Memory Profile Results

Hi everyone,

I have a question regarding the memory profiling results of ResNet.

I followed the tutorial from the PyTorch blog. The main difference in my case is that I profiled the memory usage during the inference step, rather than training.

I profiled the model-building process and 4 iterations of inference.
Below is a snapshot of the memory usage visualization.

My question is: why does the memory footprint of the first iteration (inference) appear significantly smaller compared to subsequent iterations?

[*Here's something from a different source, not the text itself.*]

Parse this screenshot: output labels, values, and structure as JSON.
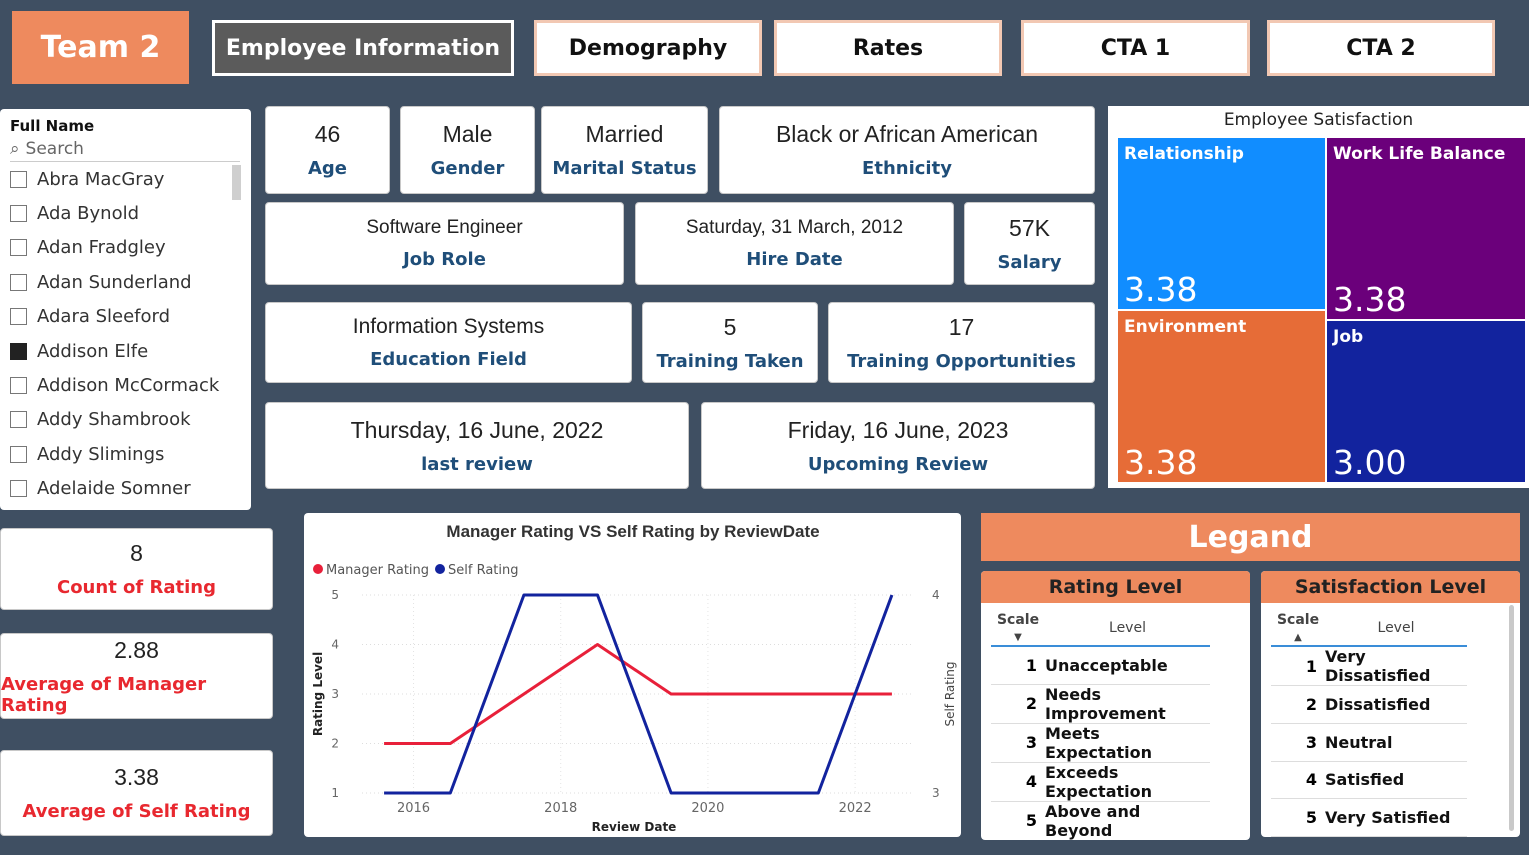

Below is my full code for reference.

# (c) Meta Platforms, Inc. and affiliates. 
import logging
import socket
from datetime import datetime, timedelta

import torch

from torch.autograd.profiler import record_function
from torchvision import models

logging.basicConfig(
    format="%(levelname)s:%(asctime)s %(message)s",
    level=logging.INFO,
    datefmt="%Y-%m-%d %H:%M:%S",
)

logger: logging.Logger = logging.getLogger(__name__)
logger.setLevel(level=logging.INFO)

TIME_FORMAT_STR: str = "%b_%d_%H_%M_%S"

def trace_handler(prof: torch.profiler.profile):
    # Prefix for file names.
    host_name = socket.gethostname()
    timestamp = datetime.now().strftime(TIME_FORMAT_STR)
    file_prefix = f"{host_name}_{timestamp}"

    # Construct the trace file.
    prof.export_chrome_trace(f"{file_prefix}.json.gz")

    # Construct the memory timeline file.
    prof.export_memory_timeline(f"{file_prefix}.html", device="cuda:0")

def run_resnet50(num_iters=4, device="cuda:0"):
    with torch.profiler.profile(
        activities=[
        torch.profiler.ProfilerActivity.CPU,
        torch.profiler.ProfilerActivity.CUDA,
        ],
        record_shapes=True,
        profile_memory=True,
        with_stack=True,
        on_trace_ready=trace_handler,
        with_modules=True,
    ) as prof:
        with record_function("## Prepare ##"):
            model = models.resnet50().to(device=device)
            inputs = torch.randn(1, 3, 224, 224, device=device)
            model.eval()
        for _ in range(num_iters):
            with record_function("## forward ##"):
                pred = model(inputs)

if __name__ == "__main__":
    # Warm up
    run_resnet50()
    # Run the resnet50 model
    run_resnet50()

Thanks in advance!

You are not wrapping your code into a torch.no_grad() context so intermediate activations are kept alive (without a need for these). The second iterations is thus allocating these activations for the second forward pass while the activations from the first forward pass are still stored and increases the memory usage further (this would be my guess without digging into it).